7- Sevgi sınırları

3.2K 392 146
                                    

Jungkook en son ne zaman bu kadar huzurlu hissettiğini bilmiyordu.

Ailesiyle geçirdiği zaman dilimi elinden alınacakmış gibi hissettiğinden dikkatlice, herkese odağını vererek dinlemiş, zaman geçirmişti. Uzunca sohbetler edilmişti salonda. Herkes onu soru topuna tutmuştu. Neler yaptığını, nasıl geçtiğini ve burada ne yapmayı düşündüğüne kadar her şey konuşulmuştu.

Sohbetin sonuna gelindiğinde Taehyung, Jungkook'un elinden tutarak odasına çıkarmıştı. Mingyu yarım saat önce ruh eşine gideceğini söyleyerek gitmişti zaten. İkili baş başa kalmanın verdiği rahatlıkla birbirlerine sokulmuştu.

Jungkook geri dönüşü boyunca korkmuştu, döndüğünde beklediğinin aksine aralarına giren mesafenin kendini belli etmesinden delicesine korkmuştu ama şimdi görüyordu ki bunların hepsi boşunaydı.

Taehyung'la sanki dün ayrılmışlardı ve bugün tekrar bir araya gelmiş gibilerdi. Büyüyen tek şey bedenleri, sevgileriydi. Mesafeler hep küçüktü, bunu şimdi anlıyordu.

"Jungkook," Mızmızlanırcasına konuşan omega ile bakışları kahverengi gözlere tutundu. "neden dinlemiyorsun beni?"

Taehyung dudaklarını büzmüş, üzüntüyle bakışlarını kaçırmıştı. Jungkook'a heyecanla katılacağı tiyatroyu anlatıyordu ve izlemeye gelmesini söylemişti ama alfanın ifadesiyle dinlenmediğini anlaması zor olmadı.

Buna üzülmüştü.

Jungkook büyük ellerini Taehyung'un yumuşak yanaklarına çıkardı. Başını kaldırıp yüz yüze gelmelerini sağladığında büzülü dudaklara dudaklarını bastırdı. Kelebek öpücüğüydü ama bu ikilinin de bedenlerinde belli başlı farklılıklara sebep olmuştu.

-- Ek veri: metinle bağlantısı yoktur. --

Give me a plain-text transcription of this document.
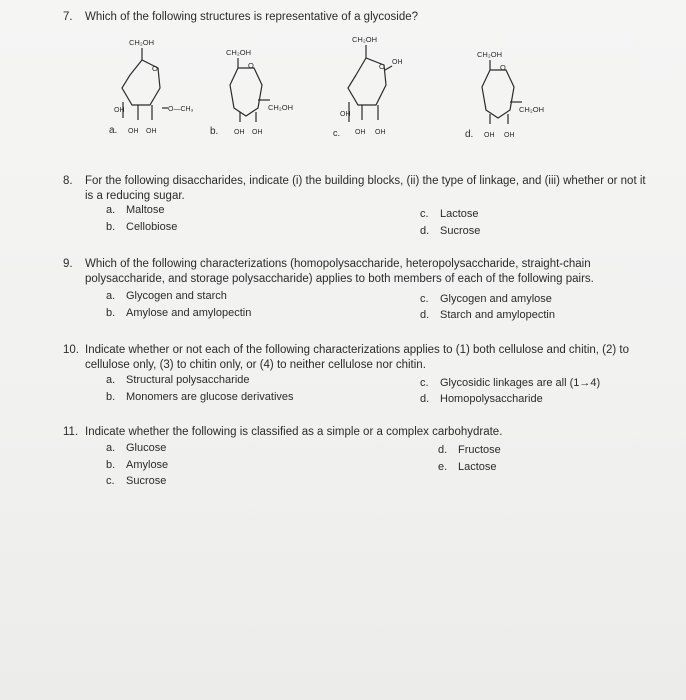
7. Which of the following structures is representative of a glycoside?
CH₂OH
O
OH	O—CH₃
a. OH OH
CH₂OH
O
CH₂OH
b. OH OH
CH₂OH
O OH
OH
c. OH OH
CH₂OH
O
CH₂OH
d. OH OH
8. For the following disaccharides, indicate (i) the building blocks, (ii) the type of linkage, and (iii) whether or not it
is a reducing sugar.
a. Maltose
b. Cellobiose
c. Lactose
d. Sucrose
9. Which of the following characterizations (homopolysaccharide, heteropolysaccharide, straight-chain
polysaccharide, and storage polysaccharide) applies to both members of each of the following pairs.
a. Glycogen and starch
b. Amylose and amylopectin
c. Glycogen and amylose
d. Starch and amylopectin
10. Indicate whether or not each of the following characterizations applies to (1) both cellulose and chitin, (2) to
cellulose only, (3) to chitin only, or (4) to neither cellulose nor chitin.
a. Structural polysaccharide
b. Monomers are glucose derivatives
c. Glycosidic linkages are all (1→4)
d. Homopolysaccharide
11. Indicate whether the following is classified as a simple or a complex carbohydrate.
a. Glucose
b. Amylose
c. Sucrose
d. Fructose
e. Lactose
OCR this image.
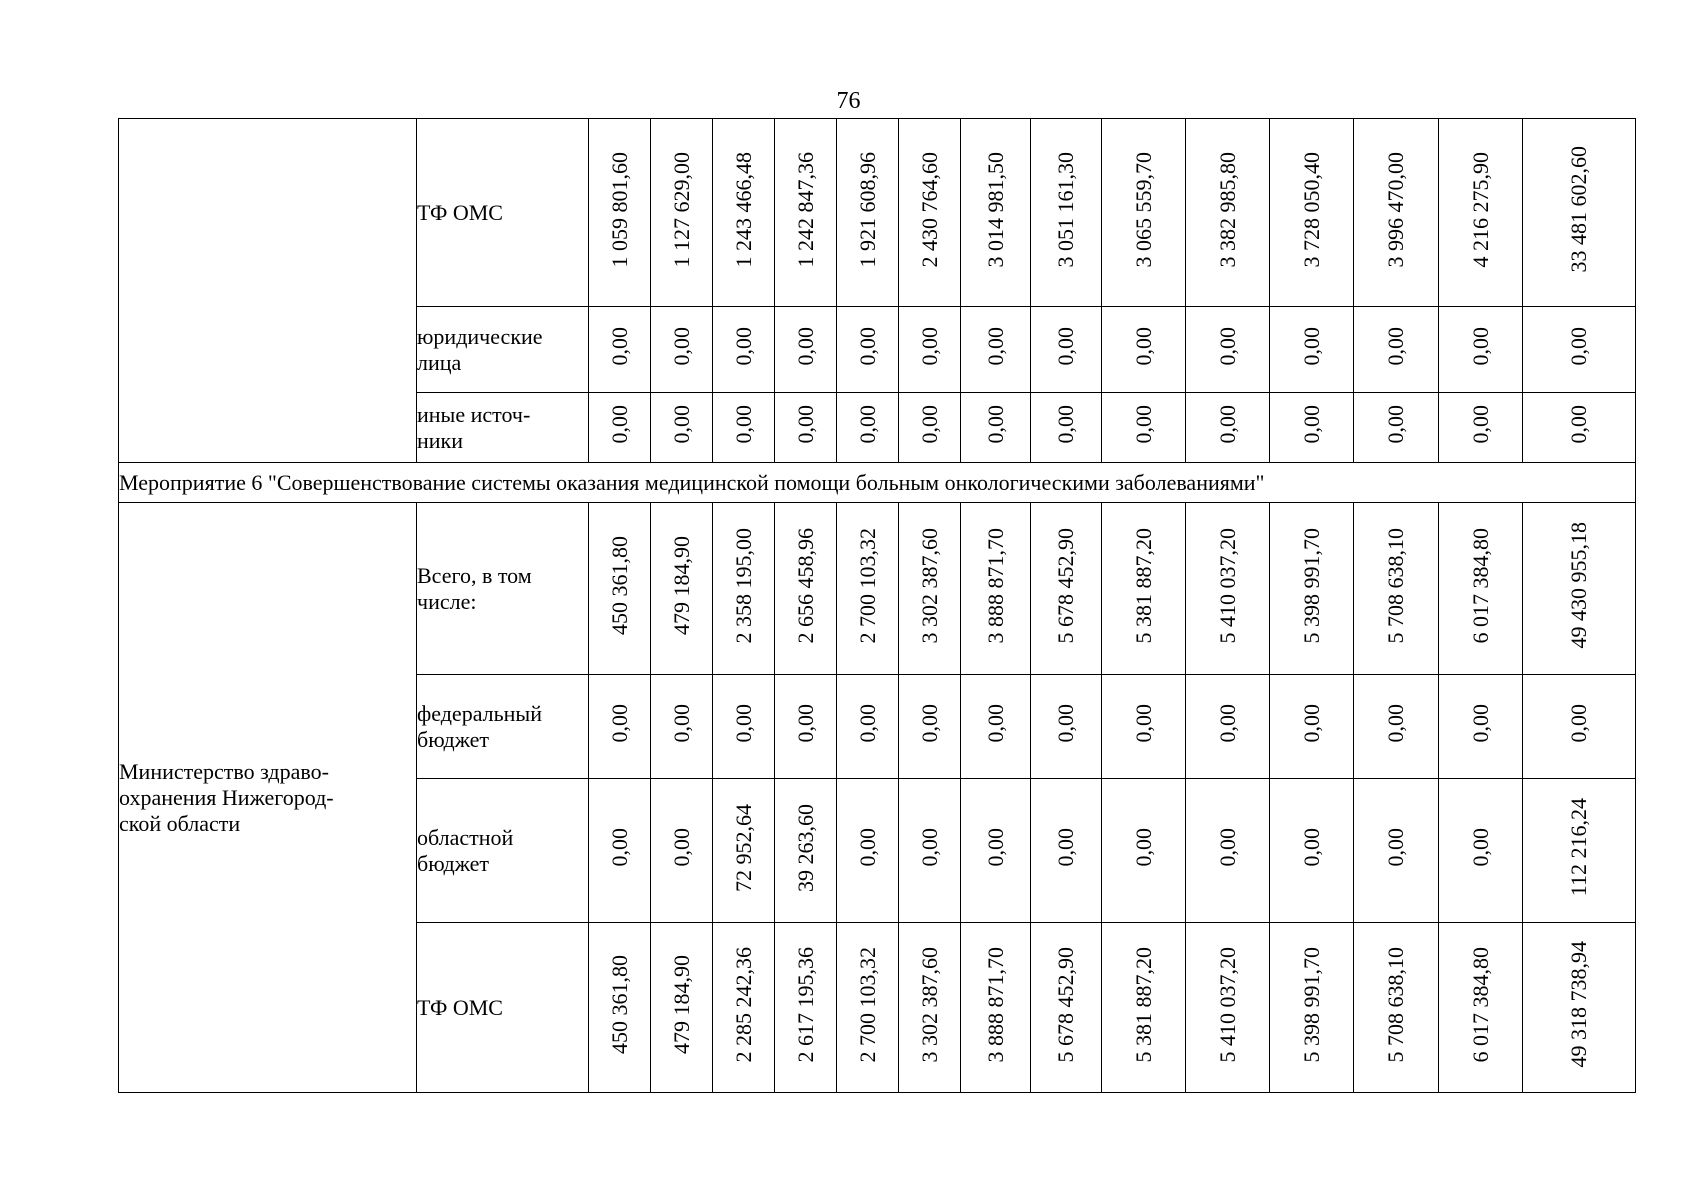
76
	ТФ ОМС	1 059 801,60	1 127 629,00	1 243 466,48	1 242 847,36	1 921 608,96	2 430 764,60	3 014 981,50	3 051 161,30	3 065 559,70	3 382 985,80	3 728 050,40	3 996 470,00	4 216 275,90	33 481 602,60
	юридические
лица	0,00	0,00	0,00	0,00	0,00	0,00	0,00	0,00	0,00	0,00	0,00	0,00	0,00	0,00
	иные источ-
ники	0,00	0,00	0,00	0,00	0,00	0,00	0,00	0,00	0,00	0,00	0,00	0,00	0,00	0,00
Мероприятие 6 "Совершенствование системы оказания медицинской помощи больным онкологическими заболеваниями"															
Министерство здраво-
охранения Нижегород-
ской области	Всего, в том
числе:	450 361,80	479 184,90	2 358 195,00	2 656 458,96	2 700 103,32	3 302 387,60	3 888 871,70	5 678 452,90	5 381 887,20	5 410 037,20	5 398 991,70	5 708 638,10	6 017 384,80	49 430 955,18
	федеральный
бюджет	0,00	0,00	0,00	0,00	0,00	0,00	0,00	0,00	0,00	0,00	0,00	0,00	0,00	0,00
	областной
бюджет	0,00	0,00	72 952,64	39 263,60	0,00	0,00	0,00	0,00	0,00	0,00	0,00	0,00	0,00	112 216,24
	ТФ ОМС	450 361,80	479 184,90	2 285 242,36	2 617 195,36	2 700 103,32	3 302 387,60	3 888 871,70	5 678 452,90	5 381 887,20	5 410 037,20	5 398 991,70	5 708 638,10	6 017 384,80	49 318 738,94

Alfa heyecanla kalbinin göğsünü nasıl zorlandığını hissedebiliyordu. Özlediği yumuşak dudaklar onu farklı bir dünyaya ışınlıyordu. Uzak kaldığı bedene daha fazla öpücük vermek istiyordu. Yüzünün her noktasına, hatta bedeninin her hücresine dudaklarını bastırmak istiyordu.

Taehyung titreyen ellerini Jungkook'un tişörtünün eteklerine sabitlemişti. Avuçları içinde toplanan kumaş parçası umrunda değildi, destek almalıydı bir yerden.

Yüzünün her noktasına değen dudaklar gözlerinin dolmasına sebep olmuştu tekrardan. En son bu öpücüklerle ne zaman kutsandığını hatırlamıyordu bile.

Ruh hali sabahtan beri o kadar hızlı değişiyordu ki bi' an mutluluktan gülüp kahkahalar atarken, diğer anda gözleri dolu dolu oluyordu.

Yanağının üstünde dinlenen dudaklar geri çekildiğinde mesafesini azaltmadı. İnce dudaklar hâlâ teninin üstündeydi, hissediyordu.

"Seni düşünüyordum bebeğim." diye fısıltıyla konuştu. Ses tonunu yüksek tutsa odadaki büyü dağılacakmış gibi hissediyordu. "O kadar özlemişim ki..."

Taehyung büyük bir dürtüyle yatakta havalandı. Dizlerinin üstüne çıktı ve Jungkook'un uyluklarına yerleşti. Dizlerini alfanın iki yanına koymuş, rahat oturmak adına biraz daha yanaşmıştı.

Bedenleri arasındaki mesafelere katlanamıyordu. Özlemlerini arttıyor gibi hissediyordu, elinde değildi.

Oturduğu kalın uyluklara tüm ağırlığını vermişken alfanın şaşkın ifadesine karşı başını eğmişti. Jungkook'un bunu beklemediği belliydi ama itirazı da yoktu. Elleri omeganın belinin aşağısına, kalçasına yerleşti. Baskı uygulamadan yumuşak bir tutuşla destekliyordu kalçalarını.

Taehyung bu hareketten aldığı cesaretle başını kaldırdı. Anında Jungkook'la göz göze geldiklerinde gözlerini çekmedi. Meydan okurmuşcasına yaklaşıp alfanın çene çizgisine dudaklarını bastırdı.